Plus tard, de retour en salle de naissance, je n'ai pas pu le prendre dans mes bras. Deux heures durant son père l'a gardé contre lui. J'entendais ses pleurs lointains, mais j'étais encore sous l'effet de l'anesthésie. Je ne sentais plus mes jambes et des frissons me parcouraient le corps, malgré les couvertures qui s'empilaient. Une seule pensée m'obsédait : comment serai-je en mesure de prendre soin de ce bébé alors que je ne pouvais même pas me tenir debout, que jamais je n'avais ressenti un telle fatigue ? Une sage femme m'a proposé de le mettre au sein. N'en avais-je pas déjà assez fait pour ce bébé ? Je n'avais plus rien à lui donner, il m'avait déjà pris toute mon énergie, mais cette femme semblait trouver normal de suggérer que je l'allaite. Alors je lui ai simplement dit que c'était au-dessus de mes forces, et même si je n'étais qu'à demi consciente, le spectacle de cette inconnue donnant son premier biberon à mon enfant avait un goût de défaite.
Puis on m'a transportée dans ma chambre, toujours sur un brancard. Jean suivait en poussant le berceau dans lequel il avait déposé le bébé endormi. C'était une chambre individuelle, confortable, avec vue sur la Tour Eiffel. La sage femme m'a demandé si je souhaitais que le bébé reste avec moi pour la nuit ou si je préférais qu'elle l'emmène à la nurserie. Je l'ai regardée d'un air incrédule : se moquait-elle de moi ? Comment s'imaginait-elle que je pouvais m'occuper de mon bébé seule pendant toute une nuit alors que je ne sentais toujours pas mes jambes ? En voyant mon expression elle n'a pas attendu ma réponse et a emporté le bébé. Jean m'a dit bonne nuit et il est parti.
À présent que je me retrouve seule dans cette chambre, je ne peux pas m'empêcher de repenser à la première fois. Tout s'était passé comme je l'avais espéré. Jean avait assisté à l'accouchement, il avait coupé le cordon, puis il avait posé Abel sur mon ventre, et je ne l'avais plus quitté. Je m'en veux de ne pas être auprès de lui aujourd'hui, mais je dois rester à la maternité pour m'occuper de son frère qui vient de naître. J'espère qu'il ne m'en voudra pas. Il a tellement l'habitude de m'avoir toute à lui. On peut dire que notre relation est fusionnelle, Jean me l'a souvent reproché, mais je ne conçois pas la maternité autrement. Je ne peux pas l'aimer moins fort. Je l'ai porté dans mon ventre, il est sorti de moi, nous sommes liés pour la vie.

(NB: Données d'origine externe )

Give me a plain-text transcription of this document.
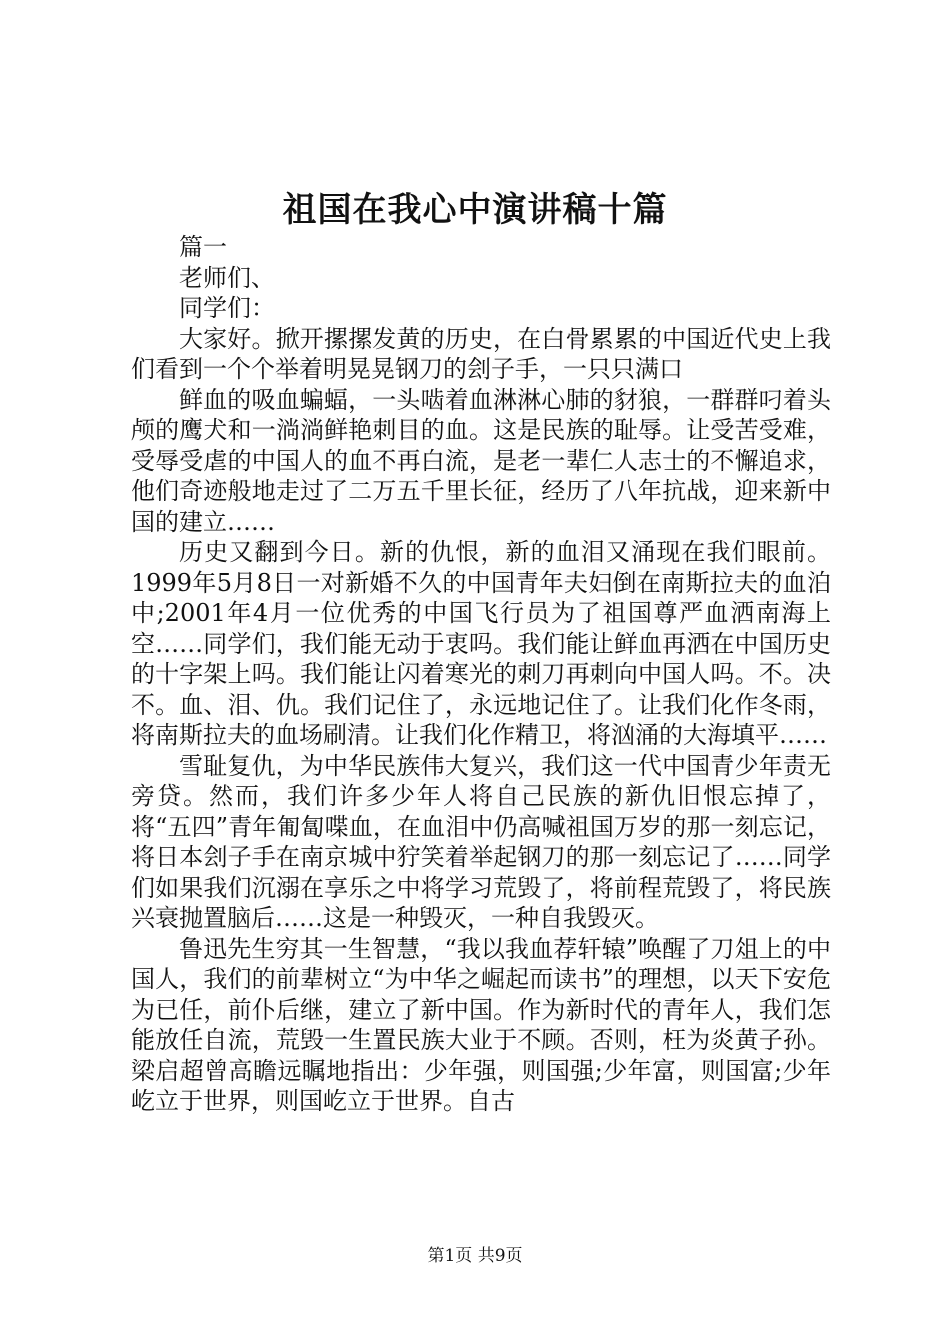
祖国在我心中演讲稿十篇

篇一

老师们、

同学们：

大家好。掀开摞摞发黄的历史，在白骨累累的中国近代史上我们看到一个个举着明晃晃钢刀的刽子手，一只只满口

鲜血的吸血蝙蝠，一头啮着血淋淋心肺的豺狼，一群群叼着头颅的鹰犬和一淌淌鲜艳刺目的血。这是民族的耻辱。让受苦受难，受辱受虐的中国人的血不再白流，是老一辈仁人志士的不懈追求，他们奇迹般地走过了二万五千里长征，经历了八年抗战，迎来新中国的建立……

历史又翻到今日。新的仇恨，新的血泪又涌现在我们眼前。1999年5月8日一对新婚不久的中国青年夫妇倒在南斯拉夫的血泊中;2001年4月一位优秀的中国飞行员为了祖国尊严血洒南海上空……同学们，我们能无动于衷吗。我们能让鲜血再洒在中国历史的十字架上吗。我们能让闪着寒光的刺刀再刺向中国人吗。不。决不。血、泪、仇。我们记住了，永远地记住了。让我们化作冬雨，将南斯拉夫的血场刷清。让我们化作精卫，将汹涌的大海填平……

雪耻复仇，为中华民族伟大复兴，我们这一代中国青少年责无旁贷。然而，我们许多少年人将自己民族的新仇旧恨忘掉了，将“五四”青年匍匐喋血，在血泪中仍高喊祖国万岁的那一刻忘记，将日本刽子手在南京城中狞笑着举起钢刀的那一刻忘记了……同学们如果我们沉溺在享乐之中将学习荒毁了，将前程荒毁了，将民族兴衰抛置脑后……这是一种毁灭，一种自我毁灭。

鲁迅先生穷其一生智慧，“我以我血荐轩辕”唤醒了刀俎上的中国人，我们的前辈树立“为中华之崛起而读书”的理想，以天下安危为已任，前仆后继，建立了新中国。作为新时代的青年人，我们怎能放任自流，荒毁一生置民族大业于不顾。否则，枉为炎黄子孙。梁启超曾高瞻远瞩地指出：少年强，则国强;少年富，则国富;少年屹立于世界，则国屹立于世界。自古

第1页 共9页
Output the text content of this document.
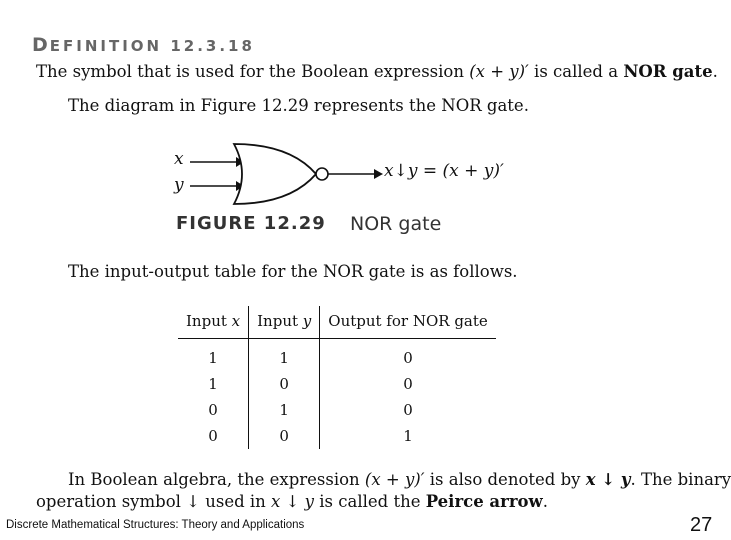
DEFINITION 12.3.18
The symbol that is used for the Boolean expression (x + y)′ is called a NOR gate.
The diagram in Figure 12.29 represents the NOR gate.
x
y
x↓y = (x + y)′
FIGURE 12.29 NOR gate
The input-output table for the NOR gate is as follows.
Input x	Input y	Output for NOR gate
1	1	0
1	0	0
0	1	0
0	0	1
In Boolean algebra, the expression (x + y)′ is also denoted by x ↓ y. The binary
operation symbol ↓ used in x ↓ y is called the Peirce arrow.
Discrete Mathematical Structures: Theory and Applications	27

Ma cicatrice m'obsède. Je n'ai pas eu de cicatrice pour Abel.
En regardant la Tour Eiffel qui scintille dans la nuit, je m'aperçois que je n'ai pas cessé de trembler depuis qu'il est né. Je repense à la colère de mon mari quand je lui ai annoncé que j'étais enceinte. J'espère qu'il n'apprendra jamais que je lui ai menti.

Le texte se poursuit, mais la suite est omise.